CHAPTER 6
Ella
Me: It’s Ella Fieldstone. Confirming tomorrow
Archer: Yes
Me: Great! I’m excited!
Archer: Ok
Me: Are you excited? Come on, admit it
Archer: See you tomorrow
Me: Can I bring you coffee as a thank you?
Archer: I’m good
Me: What time is good for you?
Archer: 10
Me: Lookingforward to it
Wow,he’s just as grumpy in his texts as he is in person. Nothing I can’t handle. He’s not the first person I’ve had to kill with kindness. Jerky directors, irritable key grips—I’ve given them all the sunshine treatment when necessary, and they’ve all come around.
I know I’m asking a favor that falls outside of normal wedding planning, but with the amount I’m about to pay for this wedding, I don’t feel too bad about him taking an hour out of his day to teach me a few things. He probably thinks I’m a diva. Well, he can get in line.
It’s true that I’ve fired more people than almost anyone in Hollywood, and I always have a rider in my contracts giving me total control over the staffing of whatever movie I’m involved in. That means I can fire the director, the writer, the cinematographer—anyone I see fit, at any time—and the breathless industry media has translated that to mean that I’m difficult to please. But they haven’t had to work with jerks who make life miserable for everyone on set.
I only have one real requirement for people who work on my productions—kindness. Anyone who can’t adhere to that gets fired. I’m not just talking about people being kind to me. We have a “no assholes” policy on the set and in the production offices. Zero tolerance for bullies.
Archer Corbett’s terse texts don’t exactly scream friendliness, but I’m giving him the benefit of the doubt. I’m hoping a teddy bear heart beats underneath the grumpy winemaker exterior. And even if not…I really do want to learn about wine making.
That’s why I follow behind him as he strides down a winding path behind the barn. His legs are long, much longer than mine since I ditched my shoes in my car. The pair I grabbed in a rush this morning had a two-inch heel, and I worried about toppling over again in front of him.
So I’m rushing behind barefoot, my wide-legged pantsgrazing the ground as I speed walk to stay within a yard of him. The tiny rocks in the path sting the bottoms of my feet, but I ignore them.
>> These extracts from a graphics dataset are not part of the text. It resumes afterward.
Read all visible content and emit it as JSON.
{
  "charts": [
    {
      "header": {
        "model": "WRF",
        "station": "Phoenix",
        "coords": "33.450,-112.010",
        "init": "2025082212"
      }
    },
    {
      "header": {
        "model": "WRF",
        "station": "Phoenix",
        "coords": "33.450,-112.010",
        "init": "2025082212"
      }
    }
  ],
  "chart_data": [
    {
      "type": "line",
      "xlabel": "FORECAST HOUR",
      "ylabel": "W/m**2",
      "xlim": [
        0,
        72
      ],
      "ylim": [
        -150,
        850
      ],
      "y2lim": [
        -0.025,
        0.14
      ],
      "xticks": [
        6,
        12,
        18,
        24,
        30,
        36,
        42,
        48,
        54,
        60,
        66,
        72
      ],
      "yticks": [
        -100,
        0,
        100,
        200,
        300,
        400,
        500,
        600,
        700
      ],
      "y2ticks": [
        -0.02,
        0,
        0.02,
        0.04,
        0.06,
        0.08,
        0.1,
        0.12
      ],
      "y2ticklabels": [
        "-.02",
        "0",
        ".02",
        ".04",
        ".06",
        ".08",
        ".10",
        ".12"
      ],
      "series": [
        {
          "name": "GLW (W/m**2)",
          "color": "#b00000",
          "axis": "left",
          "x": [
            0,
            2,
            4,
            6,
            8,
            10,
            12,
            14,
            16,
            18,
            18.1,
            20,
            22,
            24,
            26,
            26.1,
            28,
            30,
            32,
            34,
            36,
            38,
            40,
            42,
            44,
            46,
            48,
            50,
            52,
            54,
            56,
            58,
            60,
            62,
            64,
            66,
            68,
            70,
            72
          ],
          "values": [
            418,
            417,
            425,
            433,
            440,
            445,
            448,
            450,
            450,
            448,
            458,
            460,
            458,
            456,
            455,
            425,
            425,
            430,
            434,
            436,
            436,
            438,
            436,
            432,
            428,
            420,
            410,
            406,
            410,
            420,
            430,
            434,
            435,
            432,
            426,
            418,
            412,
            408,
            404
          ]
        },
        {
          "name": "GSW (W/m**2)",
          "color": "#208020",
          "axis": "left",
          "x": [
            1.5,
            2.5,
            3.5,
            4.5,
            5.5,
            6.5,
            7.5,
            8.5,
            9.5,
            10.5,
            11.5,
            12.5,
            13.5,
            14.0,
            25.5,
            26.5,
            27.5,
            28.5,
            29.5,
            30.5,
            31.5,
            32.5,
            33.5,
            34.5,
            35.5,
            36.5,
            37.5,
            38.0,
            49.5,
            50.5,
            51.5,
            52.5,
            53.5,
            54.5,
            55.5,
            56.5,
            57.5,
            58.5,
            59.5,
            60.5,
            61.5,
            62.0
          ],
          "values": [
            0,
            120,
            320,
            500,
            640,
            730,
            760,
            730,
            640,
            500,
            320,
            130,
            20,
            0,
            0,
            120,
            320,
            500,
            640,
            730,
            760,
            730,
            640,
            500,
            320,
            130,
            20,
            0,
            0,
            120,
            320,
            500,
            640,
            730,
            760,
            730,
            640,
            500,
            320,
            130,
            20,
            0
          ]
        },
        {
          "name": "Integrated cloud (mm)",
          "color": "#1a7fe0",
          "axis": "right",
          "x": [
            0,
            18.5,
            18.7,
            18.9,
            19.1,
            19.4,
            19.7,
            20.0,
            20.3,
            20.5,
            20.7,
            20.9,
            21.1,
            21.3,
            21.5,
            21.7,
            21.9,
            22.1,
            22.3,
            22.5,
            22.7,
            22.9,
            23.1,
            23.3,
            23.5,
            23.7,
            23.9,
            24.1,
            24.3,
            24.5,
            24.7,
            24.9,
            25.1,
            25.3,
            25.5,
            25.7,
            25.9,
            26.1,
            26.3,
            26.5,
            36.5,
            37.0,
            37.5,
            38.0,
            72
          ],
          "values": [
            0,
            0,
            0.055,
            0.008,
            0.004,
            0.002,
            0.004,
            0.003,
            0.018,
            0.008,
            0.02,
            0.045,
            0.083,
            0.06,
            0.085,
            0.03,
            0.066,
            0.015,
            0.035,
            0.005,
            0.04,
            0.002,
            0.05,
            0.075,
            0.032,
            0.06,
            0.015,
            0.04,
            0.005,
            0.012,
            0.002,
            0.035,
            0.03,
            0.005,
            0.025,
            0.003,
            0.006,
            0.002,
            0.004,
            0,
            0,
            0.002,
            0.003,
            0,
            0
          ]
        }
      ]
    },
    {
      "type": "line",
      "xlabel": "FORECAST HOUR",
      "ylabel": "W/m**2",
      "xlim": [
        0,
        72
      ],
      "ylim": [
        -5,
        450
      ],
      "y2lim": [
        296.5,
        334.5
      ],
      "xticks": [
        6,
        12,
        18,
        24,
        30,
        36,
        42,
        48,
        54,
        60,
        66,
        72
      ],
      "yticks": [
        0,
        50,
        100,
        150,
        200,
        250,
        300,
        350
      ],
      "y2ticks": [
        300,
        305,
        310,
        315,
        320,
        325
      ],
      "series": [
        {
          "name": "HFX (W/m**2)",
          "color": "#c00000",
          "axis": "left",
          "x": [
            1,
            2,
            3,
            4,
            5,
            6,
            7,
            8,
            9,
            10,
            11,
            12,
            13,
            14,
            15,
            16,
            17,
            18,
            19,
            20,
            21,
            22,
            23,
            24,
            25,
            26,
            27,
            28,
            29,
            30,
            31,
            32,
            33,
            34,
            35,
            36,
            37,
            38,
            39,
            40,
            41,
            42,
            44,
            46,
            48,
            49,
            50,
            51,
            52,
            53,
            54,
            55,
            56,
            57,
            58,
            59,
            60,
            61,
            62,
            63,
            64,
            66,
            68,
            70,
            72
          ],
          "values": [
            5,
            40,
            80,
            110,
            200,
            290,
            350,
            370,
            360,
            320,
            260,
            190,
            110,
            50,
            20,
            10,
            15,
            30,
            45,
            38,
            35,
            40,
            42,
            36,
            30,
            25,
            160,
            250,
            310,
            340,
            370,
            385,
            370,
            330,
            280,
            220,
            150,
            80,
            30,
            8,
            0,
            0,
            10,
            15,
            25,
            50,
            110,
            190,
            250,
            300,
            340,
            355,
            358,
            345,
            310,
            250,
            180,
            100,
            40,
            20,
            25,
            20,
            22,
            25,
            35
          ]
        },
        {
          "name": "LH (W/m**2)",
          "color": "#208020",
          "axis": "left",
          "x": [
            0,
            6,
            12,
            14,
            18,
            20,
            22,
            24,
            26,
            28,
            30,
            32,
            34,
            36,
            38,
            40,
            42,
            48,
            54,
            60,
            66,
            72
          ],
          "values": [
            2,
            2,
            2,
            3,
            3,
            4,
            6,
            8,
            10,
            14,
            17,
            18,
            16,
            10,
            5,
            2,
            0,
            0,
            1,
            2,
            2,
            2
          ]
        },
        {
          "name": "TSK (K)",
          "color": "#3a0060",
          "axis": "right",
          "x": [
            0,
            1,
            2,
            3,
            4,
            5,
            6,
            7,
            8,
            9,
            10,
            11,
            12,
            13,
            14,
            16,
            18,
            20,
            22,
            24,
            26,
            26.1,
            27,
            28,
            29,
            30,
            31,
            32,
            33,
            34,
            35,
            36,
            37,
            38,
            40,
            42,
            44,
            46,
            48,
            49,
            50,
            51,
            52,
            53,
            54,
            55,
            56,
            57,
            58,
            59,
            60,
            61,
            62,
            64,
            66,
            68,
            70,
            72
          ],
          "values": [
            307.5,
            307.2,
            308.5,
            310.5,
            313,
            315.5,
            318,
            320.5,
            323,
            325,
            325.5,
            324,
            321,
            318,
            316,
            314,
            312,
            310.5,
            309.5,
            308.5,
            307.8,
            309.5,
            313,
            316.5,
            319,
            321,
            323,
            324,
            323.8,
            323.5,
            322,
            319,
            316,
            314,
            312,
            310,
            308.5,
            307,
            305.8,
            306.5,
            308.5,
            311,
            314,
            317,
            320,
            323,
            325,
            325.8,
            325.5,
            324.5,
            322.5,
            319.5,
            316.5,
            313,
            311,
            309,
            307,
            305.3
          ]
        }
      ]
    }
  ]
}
Archer doesn’t bother to turn back to see if he’s leaving me in the dust, but that doesn’t offend me. I’m on his turf and he’s doing me a favor, so he can walk as fast as he wants. I’m busy convincing myself of this when he stops suddenly and whips around. My momentum is too much to slow me down, so I slam into his chest. My hands reach out to break my collision with a wall of muscle that I can feel through the soft flannel of the plaid shirt he wears over a tee.
Pushing myself away, my fingers dig into hard abs, and suck in an unintentional breath. From the smirk that forms on his lips, I know he heard me. I clear my throat, hoping to convince him I’m just suffering from indigestion. I fight the urge to trace the contours of a clear six-pack beneath my hands. One of Archer’s palms reaches out to steady me, gripping my shoulder and sending a ripple of heat down my arm. “Sorry,” I mumble, listing to the side. His other hand comes out to hold me up at the hip to keep me from toppling over.
I could explain the reason for my lack of balance, but I don’t know this man at all, and I don’t owe him anything, other than my courtesy as he takes me to wherever he’s going to collect grape samples.
“You okay there?” he asks, tilting his head to the side.
I nod. “Yeah. Didn’t expect you to stop.”
Standing this close to him, I take in his broad shoulders that taper to a slim waist. He’s tall, easily over six feet, and solid as an ox—a hot, sexy ox. He has high cheekbones and deep blue eyes like stormy seas. Light creases across his forehead tell me he’s not just grumpy—he worries. I wonder what about. His lips press together in a line, but they look soft. He seems like a tumble of contrasts.
He tips his head and regards me, rubbing his chin, skeptical. “Second time you lost your balance. Coincidence?”
I sigh in annoyance. “Fine. I have something called persistent postural perceptual dizziness.”
He looks at me blankly. Then shakes his head as though working himself from a trance. “I’m sorry, what?”
“Vertigo, basically. I get dizzy and lose my balance sometimes. And I did not just fall. You stopped and I wasn’t expecting that. Okay, Grumpy Grape?”